- The Washington Times - Friday, April 14, 2000

What began with Midwest farmers fighting foreclosures ended with deadly shootouts, armed militias and anti-Semitic hatred, explains a three-hour documentary airing Friday night on the Discovery Channel.

The drift of the farm protest movement of the 1980s into the illegal activities of Posse Comitatus groups and the white supremacist beliefs of "Christian identity" sects is just one of several sagas told in "Evil Among Us: Hatred in America."

The documentary part of a yearlong Discovery project examining hate and violence explores such diverse events as the 1983 Arkansas gun battle that killed tax protester Gordon Kahl and the current manhunt for suspected bomber Eric Rudolph.

It features interviews with some of America's most notorious white supremacist figures, including National Alliance leader William Pierce, author of "The Turner Diaries," a novel depicting a white terrorist movement thought to have inspired the 1995 Oklahoma City bombing.
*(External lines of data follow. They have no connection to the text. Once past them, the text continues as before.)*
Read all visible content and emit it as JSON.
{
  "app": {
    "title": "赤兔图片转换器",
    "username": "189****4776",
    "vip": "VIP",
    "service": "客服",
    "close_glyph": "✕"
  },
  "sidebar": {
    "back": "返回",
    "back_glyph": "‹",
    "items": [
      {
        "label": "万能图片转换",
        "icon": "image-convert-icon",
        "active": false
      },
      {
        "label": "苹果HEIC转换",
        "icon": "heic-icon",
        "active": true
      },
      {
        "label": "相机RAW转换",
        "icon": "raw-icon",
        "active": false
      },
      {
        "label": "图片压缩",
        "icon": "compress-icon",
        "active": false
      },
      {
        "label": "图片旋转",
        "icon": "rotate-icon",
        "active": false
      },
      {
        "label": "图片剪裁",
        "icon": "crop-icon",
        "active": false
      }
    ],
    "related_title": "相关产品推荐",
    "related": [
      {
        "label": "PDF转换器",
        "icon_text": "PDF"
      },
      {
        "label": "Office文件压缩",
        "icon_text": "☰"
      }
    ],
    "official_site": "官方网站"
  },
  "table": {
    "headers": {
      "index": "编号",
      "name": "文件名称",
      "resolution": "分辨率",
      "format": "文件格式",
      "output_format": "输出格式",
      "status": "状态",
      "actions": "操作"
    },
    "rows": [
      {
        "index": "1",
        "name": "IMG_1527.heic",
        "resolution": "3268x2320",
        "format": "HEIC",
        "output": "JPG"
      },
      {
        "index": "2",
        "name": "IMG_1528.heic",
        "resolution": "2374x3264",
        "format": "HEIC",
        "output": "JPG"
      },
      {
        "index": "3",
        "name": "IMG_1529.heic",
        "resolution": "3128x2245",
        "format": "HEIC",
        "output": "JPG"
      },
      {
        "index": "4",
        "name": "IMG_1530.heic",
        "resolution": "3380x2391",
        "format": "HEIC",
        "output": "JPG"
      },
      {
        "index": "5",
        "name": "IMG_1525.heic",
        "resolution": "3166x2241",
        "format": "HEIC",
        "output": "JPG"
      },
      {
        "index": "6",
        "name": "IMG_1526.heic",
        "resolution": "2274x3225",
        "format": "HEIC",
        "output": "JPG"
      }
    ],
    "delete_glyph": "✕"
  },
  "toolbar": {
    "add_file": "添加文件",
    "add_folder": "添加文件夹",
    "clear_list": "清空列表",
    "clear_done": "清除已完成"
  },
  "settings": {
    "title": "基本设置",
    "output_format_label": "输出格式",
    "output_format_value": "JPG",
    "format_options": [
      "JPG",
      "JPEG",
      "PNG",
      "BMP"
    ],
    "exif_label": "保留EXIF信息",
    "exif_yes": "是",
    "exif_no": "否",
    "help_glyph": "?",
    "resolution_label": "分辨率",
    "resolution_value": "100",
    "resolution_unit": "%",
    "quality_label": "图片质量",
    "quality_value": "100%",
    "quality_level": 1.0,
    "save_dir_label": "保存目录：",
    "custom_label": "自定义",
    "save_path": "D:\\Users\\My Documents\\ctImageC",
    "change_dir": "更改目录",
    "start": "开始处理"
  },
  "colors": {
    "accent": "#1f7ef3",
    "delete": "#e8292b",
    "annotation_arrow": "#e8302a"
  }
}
This portrait of American hate groups narrated by television news veteran Forrest Sawyer was actually produced by a British company, Brook Lapping Productions.

"I think it was quite an interesting take," said Gillian Barnes, one of three producers who worked on the project, which airs from 8 to 11 p.m. Friday . "We were coming at it differently, we were coming at it fresh because we're British."

The British "have our own right-wing groups, but they're not like the American ones," Miss Barnes said.

Among the events and personalities chronicled in "Evil Among Us" are:

• The Order, an ultraviolent neo-Nazi splinter group that went on a spree of robberies and murders ending in 1984 when the group's leader, Robert Mathews, was killed in a shootout with federal agents.

• The 1992 siege at Ruby Ridge, Idaho, in which federal agents shot and killed the wife and son of Randall Weaver. Mr. Weaver had refused to cooperate with federal authorities who wanted him to become an undercover informant against the white supremacist group Aryan Nations in exchange for dropping weapons charges against him.

• The July 1999 shooting spree by University of Illinois student Ben Smith. An acolyte of the "World Church of the Creator," a racist group, Smith killed two persons and wounded eight others before committing suicide.

• The April 1999 killings at Colorado's Columbine High School.

The Columbine massacre, Miss Gillian notes, was not connected to any apparent political or racial motive.

"One of the things that our research revealed about Columbine is that there has been an enormous effort to fit [teen-age gunmen Eric Harris and Dylan Klebold] into some larger group and I don't think that fits," she said, characterizing the murders in Littleton, Colo., as "an explosion of adolescent rage."

And, despite claims that Oklahoma City bombers Tim McVeigh and Terry Nichols were part of a militia or white supremacist group, the evidence showed that the primary motive for the bombing was revenge for the federal attack on the Branch Davidians at Waco, Texas, which killed 81 men, women and children. Miss Gillian said what she learned during the making of the documentary "seemed to bear that out."